The Three-Eyed Goddess started appearing in the mid-10,000s and takes the form of a three-eyed nurlak woman with torn ears and long, black hair. She has several alternate names, often determined by translation of the follower’s native language. Some of the more common alternatives are “The Goddess of Freedom”, “Hope Bringer”, “The Fortune Teller”, and “Scara’s Fallen Messenger” (an Animon-specific title). Her true name is unknown.
Her followers come from a wide variety of other religions and are often unshakable in their shared beliefs; the Three-Eyed Goddess is said to encourage those she visits to devote themselves to their chosen religion with passion and loyalty. Because of this, her followers tend to believe in her as a secondary religion; a goddess who lives outside the boundaries of the other deities’ constraints and spreads hope and kindness to all.
She is believed to have been a devoted Scara disciple in life. So much so that, in Animon beliefs, she became The Goddess’ messenger in death and spoke on her behalf to mortal beings until the late 11,000s; estimated a thousand years after her first appearance.
Animon believe that the Three-Eyed Goddess’ defect from the Animon Goddess was caused by a moral disagreement in how mortal affairs should be handled. Scara wished to leave mortals to their own devices, only getting involved when it was absolutely necessary to protect the masses; but the Three-Eyed Goddess actively disobeyed her deity and approached many mortals simply to comfort them in hard times.
Not all believers in the Three-Eyed Goddess are Animon, however. Many of her Star Seer followers believe that when the Three-Eyed Goddess died and moved to the afterlife her spirit discovered gods and deities didn’t exist. The people who believe this say she went on to become a beacon of hope; devoting herself into becoming a true and just deity for mortals to follow like The Goddess had been for her in her own life.
The Three-Eyed Goddess’ teachings are based on the strong set of moral codes that she followed in life. She teaches those she approaches her ways of kindness, loyalty, and trust.
She believes in the right to freedom and personal autonomy, that nobody should be controlled by others or lose their own sense of self, and has appeared for many people on the edge of self-destruction to save them. Whether they are imprisoned, at war, or suicidal, the Three-Eyed Goddess will try to give them the comfort and guidance they need to survive and move forward.
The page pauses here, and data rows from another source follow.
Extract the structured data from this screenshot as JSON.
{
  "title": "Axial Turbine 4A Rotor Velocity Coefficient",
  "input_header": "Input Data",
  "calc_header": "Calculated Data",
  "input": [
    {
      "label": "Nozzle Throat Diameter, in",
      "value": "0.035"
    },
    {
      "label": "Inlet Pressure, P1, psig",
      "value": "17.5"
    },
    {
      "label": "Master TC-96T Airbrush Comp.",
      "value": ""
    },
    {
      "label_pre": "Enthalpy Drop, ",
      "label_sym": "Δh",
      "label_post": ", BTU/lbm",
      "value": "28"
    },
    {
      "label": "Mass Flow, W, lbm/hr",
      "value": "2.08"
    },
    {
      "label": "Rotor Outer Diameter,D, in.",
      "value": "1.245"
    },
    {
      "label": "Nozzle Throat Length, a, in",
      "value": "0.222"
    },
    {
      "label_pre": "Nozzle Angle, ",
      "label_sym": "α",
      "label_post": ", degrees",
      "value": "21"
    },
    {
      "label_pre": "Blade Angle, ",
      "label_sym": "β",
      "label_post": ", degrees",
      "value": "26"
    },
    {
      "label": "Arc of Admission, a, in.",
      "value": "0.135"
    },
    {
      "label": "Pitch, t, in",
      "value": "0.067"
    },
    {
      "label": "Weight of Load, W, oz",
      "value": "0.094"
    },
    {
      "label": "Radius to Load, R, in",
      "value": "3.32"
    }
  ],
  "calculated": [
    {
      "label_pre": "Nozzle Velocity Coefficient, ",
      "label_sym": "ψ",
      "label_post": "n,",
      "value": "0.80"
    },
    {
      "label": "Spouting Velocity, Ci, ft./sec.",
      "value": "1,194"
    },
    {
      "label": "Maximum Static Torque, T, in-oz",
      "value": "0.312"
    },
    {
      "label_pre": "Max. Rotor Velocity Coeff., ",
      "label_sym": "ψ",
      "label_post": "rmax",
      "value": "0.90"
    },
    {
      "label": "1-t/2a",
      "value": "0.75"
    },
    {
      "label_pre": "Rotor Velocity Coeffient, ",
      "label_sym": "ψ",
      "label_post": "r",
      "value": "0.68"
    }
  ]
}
The Three-Eyed Goddess also teaches forgiveness; though not in the way that most would expect. She teaches her followers that forgiveness comes from healing and not that healing comes from forgiveness; that it is not necessary to forgive to heal, but that you must heal before you are able to fully forgive.
The third eye of the Three-Eyed Goddess is blind, vacant, and off-centre. It is said that if she allows you to look into her blind eye the reflection will be an image of your own soul.
She has prophetic powers and often shares her visions with the mortals she visits. The visions tend to be splinters of the future— each one showing effects of different decisions that the mortal may make in the immediate future. She uses her visions to help the mortal decide what the best action to take is; though she never presses them with her own choice, and always allows them to choose what they believe is best.
It is said that Immortal Queen Distro of Canis La’Can knows the Three-Eyed Goddess from her life before death. Nobody is sure if this is true, however, as the queen tends to turn all questions about her into a joke. All attempts to learn the goddess’ name from Distro have been futile as she gives a different name every time.
There have been cases of Mystics such as goblins and taurs describing visits from the Three-Eyed Goddess. Many say this truly shows her love for all beings —wherever they are from— and sets her apart from the Animon Goddess who is said to only show herself to believers.